The initial R value for the 2009 flu pandemic was lower than for COVID early on. But it still wasn’t that low. Although R declined over the summer in the UK because school holidays started – and hence opportunities for transmission declined – it didn’t stop another wave in autumn as contact patterns among children resumed.
Sometimes even supposedly ‘winter infections’ can do unexpected things when the factors driving transmission break from a stable pattern. Take the 2019 influenza epidemic in Australia, which was unusually early and large:
When Ian Barr and colleagues assessed possible explanations for the epidemic, they concluded it was ‘likely to be a complex mix of climatic, virological and host immunity-related factors’. As we’ve already seen, each of these could affect the DOTS in different ways.
Is winter coming for COVID?
In the context of COVID transmission, suscepibility has so far overpowered seasonal effects. Since the original virus emerged in late 2019, we’ve seen a series of variants that have each evaded prior immunity against infection, allowing them to take hold at seemingly arbitrary points throughout year (you can read more about COVID evolution in my earlier post).
If this pace of evolution continues for COVID, we could continue to see multiple epidemics each year, with the timing of outbreaks dictated more by the randomeness of viral mutation and variant emergence than any predictable seasonal fluctuations in climate or behaviour. But perhaps, as repeat COVID infections and vaccinations – and hence immunity against a range of variants – accumulate in populations globally, the potential for variant emergence will become more constrained. After all, there’s evidence that new variants of familiar seasonal coronaviruses emerge at a slower rate than new variants of seasonal flu viruses.
We may already be seeing some signals that COVID, while not a winter-only virus, is better at causing larger epidemics during the winter period. Let’s look again at that ONS infection prevalence graph. Although COVID epidemics occur throughout the year, the winter/spring peaks tend to be larger than the others nearby:
All things being equal, variants that emerge during winter seem to spread more successfully than those that emerge at other times of year (even if these other variants still cause relatively large waves of infection). We’d need more data points to be confident this is not just chance, but if it is a genuine trend, perhaps we’ll end up seeing a pattern of multiple COVID waves per year, with larger ones during winter, when various factors combine to boost the components of the DOTS, and hence the reproduction number.

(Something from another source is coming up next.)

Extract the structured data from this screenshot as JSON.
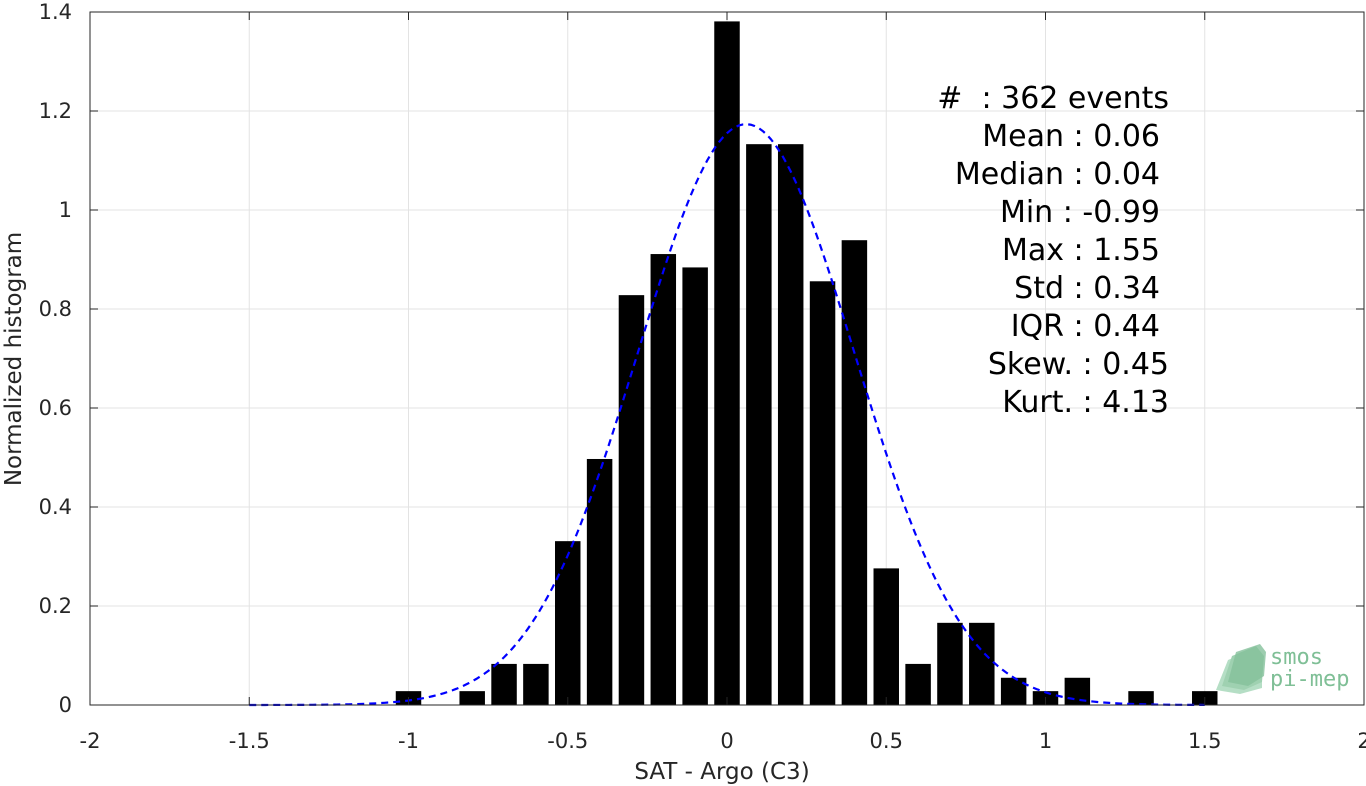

That also raises the question of how these winter waves will compete with other seasonal infections. For other infections, researchers have observed ‘viral interference’, whereby infection with one virus triggers an innate immune response that in the short-term makes it harder to get others. They have also observed ‘ecological interference’, where people staying home ill with one virus can’t go out and get infected with another. It’s not clear these effects are large enough to stop COVID finding a winter niche, or to displace other winter infections; we saw peaks of both COVID and influenza in the UK in December 2022. But that doesn’t necessarily mean future years will be the same.
The 2009 influenza pandemic took a couple of years to transition into a more seasonal pattern, with the underlying H1N1 virus continuing to evolve and cause winter epidemics, alongside the H3N2 and B subtypes that have been circulating for longer:
We are still in the early stages of the COVID era, so it will be important to continue to investigate how different factors combine to drive (or not drive) epidemic waves. If we want to understand the dynamics of COVID over the coming years, we’ll need more analysis of data, dynamics and DOTS – and fewer simplistic boxes marked ‘winter virus’.
“ Take the 2019 influenza epidemic in Australia, which was usually early and large:” - shouldn’t that be “unusually early” ?
One minor correction, SARS-CoV-2 is the virus, Covid-19 is the disease.